Oil prices dropped significantly on Monday, reaching their lowest point since April 2021 due to concerns over a potential economic slowdown caused by tariffs. President Trump had aimed to control inflation by boosting the U.S. oil supply to reduce energy costs. However, the recent decline in energy prices is attributed to bleak global economic prospects, leading to a situation where producers might struggle to increase production at a profit.
President Trump's recent announcement of reciprocal tariffs led to a ripple effect in global markets, causing oil prices to plunge. West Texas Intermediate crude oil futures hit a low of $58.96 on Monday morning, marking the first time they fell below $60 since April 2021. The 15% slump in oil prices is linked to Trump's tariffs, anticipated to elevate the U.S. tariff rate to its highest level in over a century. Economists fear that such high tariffs could hamper global economic growth, thereby reducing oil demand. Trump had promised to curb inflation by making energy more affordable.

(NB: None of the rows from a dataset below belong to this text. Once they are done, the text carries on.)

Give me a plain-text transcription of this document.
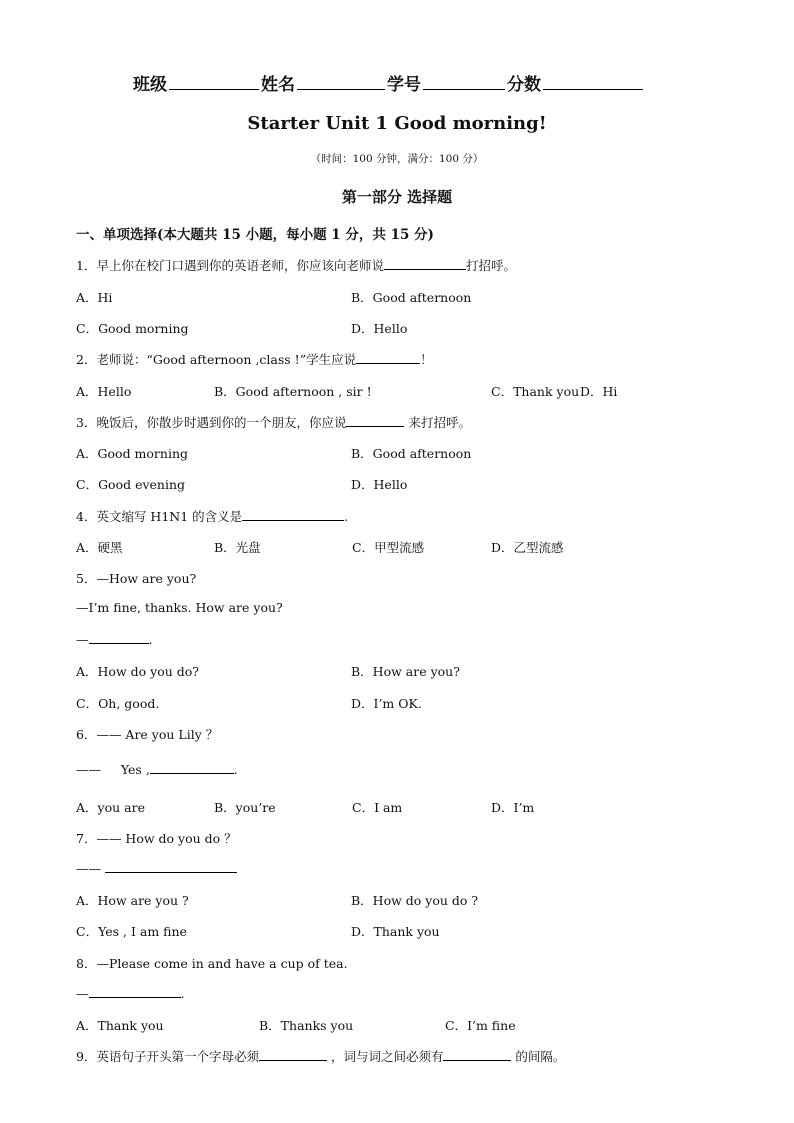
班级	姓名	学号	分数
Starter Unit 1 Good morning!
（时间：100 分钟，满分：100 分）
第一部分 选择题
一、单项选择(本大题共 15 小题，每小题 1 分，共 15 分)
1．早上你在校门口遇到你的英语老师，你应该向老师说	打招呼。
A．Hi	B．Good afternoon
C．Good morning	D．Hello
2．老师说：“Good afternoon ,class !”学生应说	！
A．Hello	B．Good afternoon , sir !	C．Thank you D．Hi
3．晚饭后，你散步时遇到你的一个朋友，你应说	来打招呼。
A．Good morning	B．Good afternoon
C．Good evening	D．Hello
4．英文缩写 H1N1 的含义是	.
A．硬黑	B．光盘	C．甲型流感	D．乙型流感
5．—How are you?
—I’m fine, thanks. How are you?
—	.
A．How do you do?	B．How are you?
C．Oh, good.	D．I’m OK.
6．—— Are you Lily ？
——     Yes ,	.
A．you are	B．you’re	C．I am	D．I’m
7．—— How do you do ？
——
A．How are you ?	B．How do you do ?
C．Yes , I am fine	D．Thank you
8．—Please come in and have a cup of tea.
—	.
A．Thank you	B．Thanks you	C．I’m fine
9．英语句子开头第一个字母必须	，词与词之间必须有	的间隔。
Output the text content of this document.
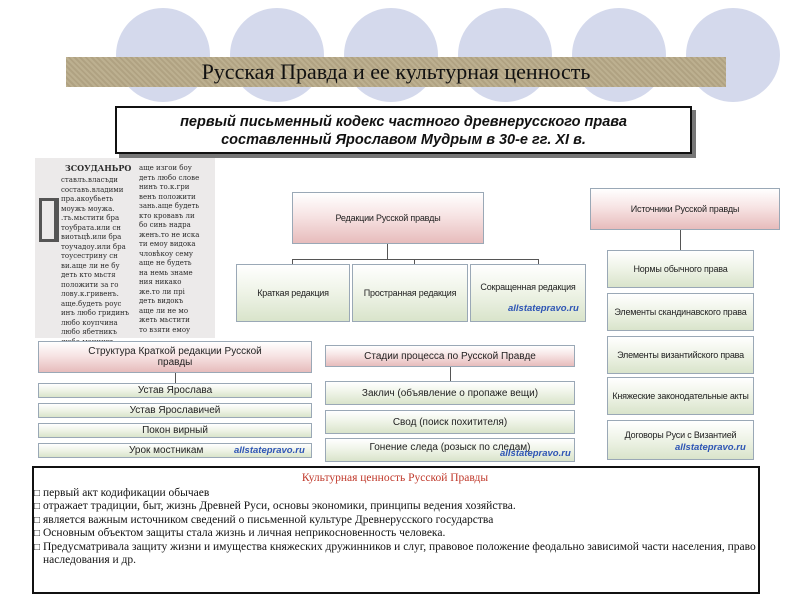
Русская Правда и ее культурная ценность
первый письменный кодекс частного древнерусского права
составленный Ярославом Мудрым в 30-е гг. XI в.
ЗСОУДАНЬРО
ставлъ.власъди
составъ.владими
пра.акоубьеть
моужъ моужа.
.тъ.мьстити бра
тоубрата.или сн
виотьцѣ.или бра
тоучадоу.или бра
тоусестрину сн
ви.аще ли не бу
деть кто мьстя
положити за го
лову.к.гривенъ.
аще.будеть роус
инъ любо гридинъ
любо коупчина
любо ябетникъ

аще изгои боу
деть любо слове
нинъ то.к.гри
венъ положити
зань.аще будеть
кто кровавъ ли
бо синь надра
женъ.то не иска
ти емоу видока
чловѣкоу сему
аще не будеть
на немь знаме
ния никако
же.то ли прі
деть видокъ
аще ли не мо
жеть мьстити
то взяти емоу
Редакции Русской правды
Краткая редакция	Пространная редакция
Сокращенная редакция
allstatepravo.ru
Источники Русской правды
Нормы обычного права
Элементы скандинавского права
Элементы византийского права
Княжеские законодательные акты
Договоры Руси с Византией
allstatepravo.ru
Структура Краткой редакции Русской правды
Устав Ярослава
Устав Ярославичей
Покон вирный
Урок мостникам	allstatepravo.ru
Стадии процесса по Русской Правде
Заклич (объявление о пропаже вещи)
Свод (поиск похитителя)
Гонение следа (розыск по следам)
allstatepravo.ru
Культурная ценность Русской Правды
□ первый акт кодификации обычаев
□ отражает традиции, быт, жизнь Древней Руси, основы экономики, принципы ведения хозяйства.
□ является важным источником сведений о письменной культуре Древнерусского государства
□ Основным объектом защиты стала жизнь и личная неприкосновенность человека.
□ Предусматривала защиту жизни и имущества княжеских дружинников и слуг, правовое положение феодально зависимой части населения, право наследования и др.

Oil prices play a crucial role in determining inflation and impact prices through production and transportation costs. They are known for their volatility, which is why some economists prioritize core inflation indicators that exclude energy and food prices to gauge inflationary patterns. The Federal Reserve's favored inflation gauge, the Personal Consumption Expenditures Price Index, showed a rise in December, January, and February. Yet, core PCE rates increased more significantly during these months.
While lower oil and gas prices might counterbalance tariff-driven price hikes, they could bring about separate economic challenges. According to the Dallas Fed Energy Survey, drilling a new oil well would require an average price of $65 per barrel to be profitable, with nearly 60% of producers needing prices above that threshold. This predicament could complicate Trump's agenda to boost American energy production. Some companies have already expressed concerns that increased steel tariffs might deter them from completing wells due to elevated costs, potentially reducing the number of wells brought online.